Kathleen Ohara in Rabble.ca gives us Ten reasons to oppose the Harper candidate in your riding
Here are a few of her examples:
• To raise funds, the Tories promoted the HST, which moves the tax burden from corporations to consumers, increasing the cost of essentials like food and heat. The Ontario government has admitted that this will cost citizens at least $500 a year per family.
• Harper and Company earned a reputation for heavy-handed stonewalling during the UN Climate Change negotiations in Copenhagen. In Cancun, they lobbied against an extension of the Kyoto Accord - which they have continued to ignore in spite of the 2010 weather horrors, estimated to cost $220 billion globally.
• More stonewalling and what some saw as "contempt of Parliament" led to an extraordinary ruling by Speaker Peter Milliken, condemning the government for a breach of parliamentary privilege because it refused to release uncensored documents. Thanks to Harper's manoeuvres, however, the torture issue is now lost in the complexities of an ad hoc parliamentary committee.
• Crime rates are down and the population is ageing, but the Harper government claims it must introduce tougher laws, incarcerate more Canadians, and spend $9 billion for more prisons - some of them American-style super-prisons - because of an increase in "unreported" crime.
• A new report by the Canadian Centre for Policy Alternatives think-tank says that harsher prison conditions, longer sentences, and more crowded prisons will increase the chance that criminals will re-offend.
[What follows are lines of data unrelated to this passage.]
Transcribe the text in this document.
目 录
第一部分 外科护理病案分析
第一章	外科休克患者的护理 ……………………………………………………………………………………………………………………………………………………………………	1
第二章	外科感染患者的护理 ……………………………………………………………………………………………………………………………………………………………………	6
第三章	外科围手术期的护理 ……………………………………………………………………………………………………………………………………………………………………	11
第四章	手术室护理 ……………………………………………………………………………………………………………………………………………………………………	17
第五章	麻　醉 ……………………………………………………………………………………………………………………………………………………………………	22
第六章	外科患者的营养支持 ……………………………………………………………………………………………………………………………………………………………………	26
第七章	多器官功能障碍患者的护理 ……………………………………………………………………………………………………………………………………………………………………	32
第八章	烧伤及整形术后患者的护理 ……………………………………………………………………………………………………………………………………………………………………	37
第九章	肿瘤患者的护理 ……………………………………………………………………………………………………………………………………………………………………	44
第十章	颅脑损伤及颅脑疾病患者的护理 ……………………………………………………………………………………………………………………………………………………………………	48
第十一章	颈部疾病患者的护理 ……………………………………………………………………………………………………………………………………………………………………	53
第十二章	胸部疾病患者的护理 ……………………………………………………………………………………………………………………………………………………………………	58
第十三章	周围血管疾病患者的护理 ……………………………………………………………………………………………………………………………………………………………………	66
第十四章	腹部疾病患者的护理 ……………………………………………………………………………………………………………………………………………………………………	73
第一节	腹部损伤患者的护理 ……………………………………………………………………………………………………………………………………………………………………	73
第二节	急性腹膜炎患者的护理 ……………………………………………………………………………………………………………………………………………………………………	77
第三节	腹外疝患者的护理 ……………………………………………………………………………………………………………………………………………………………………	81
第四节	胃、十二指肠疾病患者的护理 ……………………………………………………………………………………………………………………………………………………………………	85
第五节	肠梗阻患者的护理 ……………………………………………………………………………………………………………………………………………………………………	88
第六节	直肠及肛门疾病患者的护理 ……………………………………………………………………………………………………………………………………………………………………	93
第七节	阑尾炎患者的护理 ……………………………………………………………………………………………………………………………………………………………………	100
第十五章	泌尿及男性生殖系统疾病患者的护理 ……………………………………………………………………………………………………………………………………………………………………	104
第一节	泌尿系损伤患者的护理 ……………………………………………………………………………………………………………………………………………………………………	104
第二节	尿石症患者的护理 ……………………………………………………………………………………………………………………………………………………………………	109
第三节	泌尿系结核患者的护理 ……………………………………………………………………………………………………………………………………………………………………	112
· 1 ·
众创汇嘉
Already, prisoners have to wait too long for rehabilitation programs and are being crowded into cells, contrary to United Nations standards.
• Harper has helped stop the UN from declaring asbestos a dangerous substance, and still promotes exports to poorer countries.
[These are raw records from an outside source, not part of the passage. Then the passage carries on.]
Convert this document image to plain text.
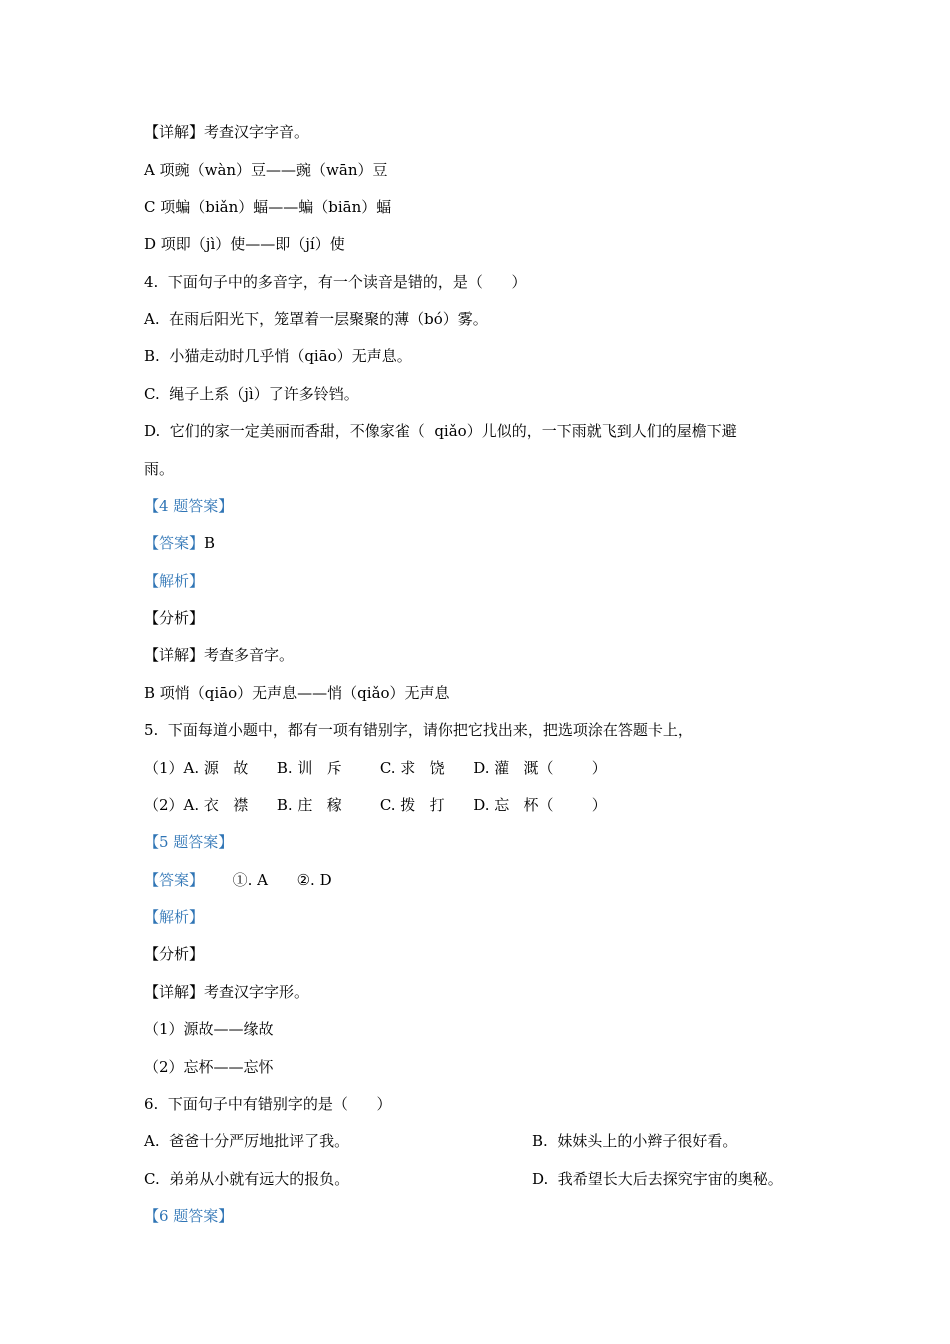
【详解】考查汉字字音。
A 项豌（wàn）豆——豌（wān）豆
C 项蝙（biǎn）蝠——蝙（biān）蝠
D 项即（jì）使——即（jí）使
4.  下面句子中的多音字，有一个读音是错的，是（      ）
A.  在雨后阳光下，笼罩着一层聚聚的薄（bó）雾。
B.  小猫走动时几乎悄（qiāo）无声息。
C.  绳子上系（jì）了许多铃铛。
D.  它们的家一定美丽而香甜，不像家雀（  qiǎo）儿似的，一下雨就飞到人们的屋檐下避
雨。
【4 题答案】
【答案】B
【解析】
【分析】
【详解】考查多音字。
B 项悄（qiāo）无声息——悄（qiǎo）无声息
5.  下面每道小题中，都有一项有错别字，请你把它找出来，把选项涂在答题卡上，
（1）A. 源   故      B. 训   斥        C. 求   饶      D. 灌   溉（        ）
（2）A. 衣   襟      B. 庄   稼        C. 拨   打      D. 忘   杯（        ）
【5 题答案】
【答案】      ①. A      ②. D
【解析】
【分析】
【详解】考查汉字字形。
（1）源故——缘故
（2）忘杯——忘怀
6.  下面句子中有错别字的是（      ）
A.  爸爸十分严厉地批评了我。	B.  妹妹头上的小辫子很好看。
C.  弟弟从小就有远大的报负。	D.  我希望长大后去探究宇宙的奥秘。
【6 题答案】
• Harper abandoned our internationally praised development partnership with eight of the poorest countries in Africa. Instead, he is focussing on Colombia - a militarized, right-wing country with government death squads.
• Prime Minister Harper campaigned on accountability and transparency. The Information Commissioner has found the Harper government the most secretive ever when it comes to Access to Information requests; one senior government aide was caught interfering with the process.
• There is an atmosphere of "trench warfare" and "disdain" as the government refuses to co-operate with parliamentary committees. Staff members, who should be accountable to the public, are no longer allowed to testify before them.
• Contrary to his position as an opponent of the unelected Senate, Harper used his new majority to recently stop a climate change bill passed by the elected majority in the House of Commons.
• Elections Canada is battling with a few former Tory candidates; police have raided their offices, over what are considered systematic attempts to hide national campaign expenses during the 2006 election.
How long will we voters take this "beating"? Will enough of us break the spell and leave this abusive leader? Or will we continue to rationalize his behaviour and put up with the abuse?
Watch his behaviour through this perspective and you will see how much of his "leadership" is based on fear, including inciting fear of the alternatives to his rule.
The opportunity is getting closer: an election and the ballot box could be the opportunity to elect a party with social vision and respect for our democracy.